The city – and indeed the province – have struggled greatly since the recession, with Saint John suffering from the highest urban unemployment rate in the country.
Premier Alward – who lobbied aggressively for a Saint John terminus – has labelled the project a “game changer.” But it remains unclear how much actual economic benefit the city will see from the project, especially once the short-term gains from construction have ended Indeed, Mispec Point is something of a field of broken dreams for this industrial port city. Canaport LNG – a liquefied natural gas importation venture owned 75 per cent by Repsol SA and 25 per cent by Irving Oil – sits adjacent to the proposed Energy East site. It operates well below capacity after the shale gas boom in North America sent prices plunging.
Just as Canaport LNG was struggling with its startup in 2009, Irving Oil and partner BP PLC shelved a much-touted plan for a second refinery in the city, succumbing to the reality of brutal refinery economics in the Atlantic basin that forced the closing of some 20 plants on both sides of the Atlantic.

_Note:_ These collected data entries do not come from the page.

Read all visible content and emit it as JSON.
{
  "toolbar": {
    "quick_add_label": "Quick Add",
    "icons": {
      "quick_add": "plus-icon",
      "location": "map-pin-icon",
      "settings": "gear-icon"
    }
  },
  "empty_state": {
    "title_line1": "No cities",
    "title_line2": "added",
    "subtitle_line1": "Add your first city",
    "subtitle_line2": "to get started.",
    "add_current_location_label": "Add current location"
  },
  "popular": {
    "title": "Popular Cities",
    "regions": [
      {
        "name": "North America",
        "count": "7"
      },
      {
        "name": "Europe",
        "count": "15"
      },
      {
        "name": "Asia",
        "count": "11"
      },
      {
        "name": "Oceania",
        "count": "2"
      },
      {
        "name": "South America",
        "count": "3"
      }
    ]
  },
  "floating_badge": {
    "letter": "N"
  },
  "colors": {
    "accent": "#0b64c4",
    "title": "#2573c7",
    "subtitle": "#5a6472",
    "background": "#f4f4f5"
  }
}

While cab drivers and other people in Saint John will tell you otherwise, Irving Oil insists there is no plan to revive the second refinery proposal once the pipeline brings Western Canadian oil to the city. Irving and TransCanada instead plan to locate the Canaport crude export terminal and adjacent storage tanks on land that was zoned for industrial use under that plan. The terminal would employ just a couple dozen workers – a sharp contrast to the many hundred that would work at a refinery.
Still, Mr. Sherman said the pipeline does offer important benefits for the existing refinery, which exports 80 per cent of its product into the highly competitive northeastern U.S. market. Irving has committed to take some crude volume off the pipeline, although it won’t say how much.
Shifting oil flows
The company traditionally imported all its crude by sea from sources such as the North Sea, west Africa and the Middle East; it has a longstanding agreement with Saudi Arabia for roughly 20 per cent of the refinery’s needs.
But in recent years, the refinery has greatly expanded its access to mid-continental North American crude, which has sold at a discount – at times a steep discount – to international sources. It can now bring in 120,000 barrels a day of so-called mid-continent crude, the growing volumes from Western Canada and North Dakota’s Bakken field that are increasingly shipped by rail.